We can also do a heatmap plot to see how each feature impacts the final prediction. Here, we only need to select a specific series. 
shap_columns = shap_df.columns.difference(['unique_id', 'ds', 'TimeGPT', 'base_value'])
shap_values = shap_df[shap_columns].values  
feature_names = shap_columns.tolist()

shap_obj = shap.Explanation(values=shap_values, feature_names=feature_names)

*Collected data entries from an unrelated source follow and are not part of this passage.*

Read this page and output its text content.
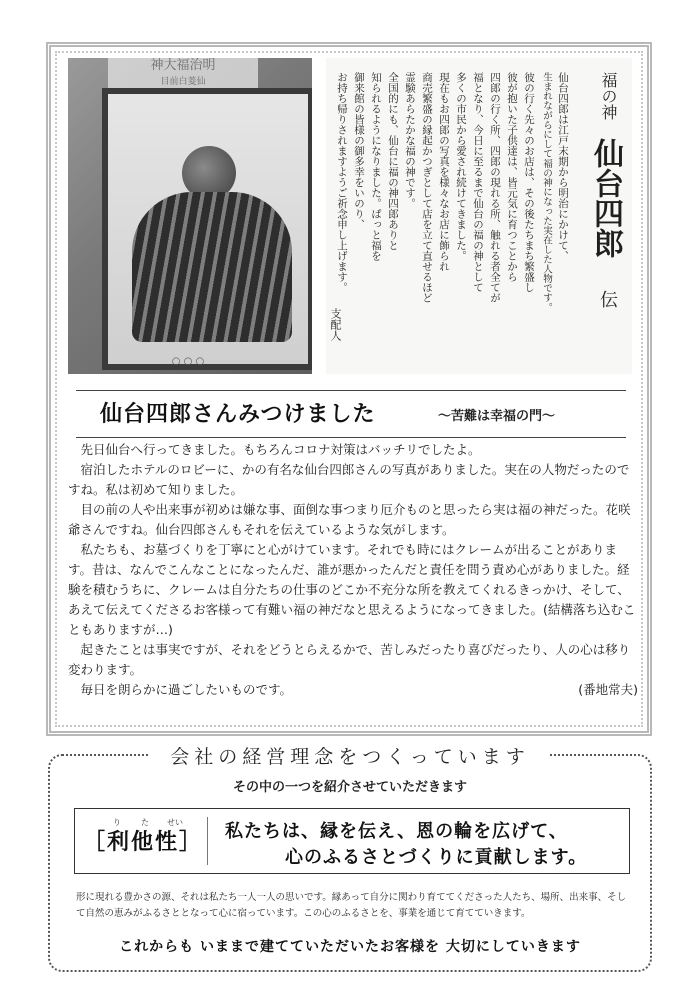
神大福治明
目前白菱仙
○ ○ ○
福の神
仙台四郎
伝
仙台四郎は江戸末期から明治にかけて、
生まれながらにして福の神になった実在した人物です。
彼の行く先々のお店は、その後たちまち繁盛し
彼が抱いた子供達は、皆元気に育つことから
四郎の行く所、四郎の現れる所、触れる者全てが
福となり、今日に至るまで仙台の福の神として
多くの市民から愛され続けてきました。
現在もお四郎の写真を様々なお店に飾られ
商売繁盛の縁起かつぎとして店を立て直せるほど
霊験あらたかな福の神です。
全国的にも、仙台に福の神四郎ありと
知られるようになりました。ぱっと福を
御来館の皆様の御多幸をいのり、
お持ち帰りされますようご祈念申し上げます。
支配人
仙台四郎さんみつけました	～苦難は幸福の門～

先日仙台へ行ってきました。もちろんコロナ対策はバッチリでしたよ。

宿泊したホテルのロビーに、かの有名な仙台四郎さんの写真がありました。実在の人物だったのですね。私は初めて知りました。

目の前の人や出来事が初めは嫌な事、面倒な事つまり厄介ものと思ったら実は福の神だった。花咲爺さんですね。仙台四郎さんもそれを伝えているような気がします。

私たちも、お墓づくりを丁寧にと心がけています。それでも時にはクレームが出ることがあります。昔は、なんでこんなことになったんだ、誰が悪かったんだと責任を問う責め心がありました。経験を積むうちに、クレームは自分たちの仕事のどこか不充分な所を教えてくれるきっかけ、そして、あえて伝えてくださるお客様って有難い福の神だなと思えるようになってきました。(結構落ち込むこともありますが…)

起きたことは事実ですが、それをどうとらえるかで、苦しみだったり喜びだったり、人の心は移り変わります。

毎日を朗らかに過ごしたいものです。	(番地常夫)
会社の経営理念をつくっています
その中の一つを紹介させていただきます
り	た せい
［利他性］ 私たちは、縁を伝え、恩の輪を広げて、
心のふるさとづくりに貢献します。
形に現れる豊かさの源、それは私たち一人一人の思いです。縁あって自分に関わり育ててくださった人たち、場所、出来事、そして自然の恵みがふるさととなって心に宿っています。この心のふるさとを、事業を通じて育てていきます。
これからも いままで建てていただいたお客様を 大切にしていきます
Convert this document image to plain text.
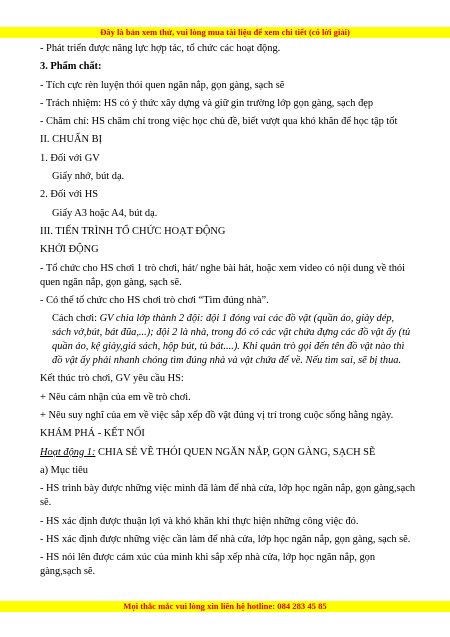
Đây là bản xem thử, vui lòng mua tài liệu để xem chi tiết (có lời giải)

- Phát triển được năng lực hợp tác, tổ chức các hoạt động.

3. Phẩm chất:

- Tích cực rèn luyện thói quen ngăn nắp, gọn gàng, sạch sẽ

- Trách nhiệm: HS có ý thức xây dựng và giữ gìn trường lớp gọn gàng, sạch đẹp

- Chăm chỉ: HS chăm chỉ trong việc học chủ đề, biết vượt qua khó khăn để học tập tốt

II. CHUẨN BỊ

1. Đối với GV

Giấy nhớ, bút dạ.

2. Đối với HS

Giấy A3 hoặc A4, bút dạ.

III. TIẾN TRÌNH TỔ CHỨC HOẠT ĐỘNG

KHỞI ĐỘNG

- Tổ chức cho HS chơi 1 trò chơi, hát/ nghe bài hát, hoặc xem video có nội dung về thói quen ngăn nắp, gọn gàng, sạch sẽ.

- Có thể tổ chức cho HS chơi trò chơi “Tìm đúng nhà”.

Cách chơi: GV chia lớp thành 2 đội: đội 1 đóng vai các đồ vật (quần áo, giày dép, sách vở,bút, bát đũa,...); đội 2 là nhà, trong đó có các vật chứa đựng các đồ vật ấy (tủ quần áo, kệ giày,giá sách, hộp bút, tủ bát....). Khi quản trò gọi đến tên đồ vật nào thì đồ vật ấy phải nhanh chóng tìm đúng nhà và vật chứa để về. Nếu tìm sai, sẽ bị thua.

Kết thúc trò chơi, GV yêu cầu HS:

+ Nêu cảm nhận của em về trò chơi.

+ Nêu suy nghĩ của em về việc sắp xếp đồ vật đúng vị trí trong cuộc sống hằng ngày.

KHÁM PHÁ - KẾT NỐI

Hoạt động 1: CHIA SẺ VỀ THÓI QUEN NGĂN NẮP, GỌN GÀNG, SẠCH SẼ

a) Mục tiêu

- HS trình bày được những việc mình đã làm để nhà cửa, lớp học ngăn nắp, gọn gàng,sạch sẽ.

- HS xác định được thuận lợi và khó khăn khi thực hiện những công việc đó.

- HS xác định được những việc cần làm để nhà cửa, lớp học ngăn nắp, gọn gàng, sạch sẽ.

- HS nói lên được cảm xúc của mình khi sắp xếp nhà cửa, lớp học ngăn nắp, gọn gàng,sạch sẽ.

Mọi thắc mắc vui lòng xin liên hệ hotline: 084 283 45 85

shap.plots.heatmap(shap_obj, show=False)
plt.title(f'SHAP Heatmap (Unique ID: NP)')
plt.show()
With the heatmap, we basically see a breakdown of each each feature impacts the final predciton at each timestep. On the x-axis, we have the number of instances, which corresponds to the number of prediction steps (24 in this case, since our horizon is set to 24h). On the y-axis, we have the name of the exogenous features. First, notice that the ordering is the same as in the bar plot, where Exogenous1 is the most important, and day_6 is the least important. Then, the color of the heatmap indiciates if the feature tends to increase of decrease the final prediction at each forecasting step. For example, Exogenous1 always increases predictions across all 24 hours in the forecast horizon. We also see that all days except day_5 do not have a very large impact at any forecasting step, indicating that they barely impacting the final prediction. Ultimately, the feature_contributions attribute gives you access to all the necessary information to explain the impact of exogenous features using the shap package.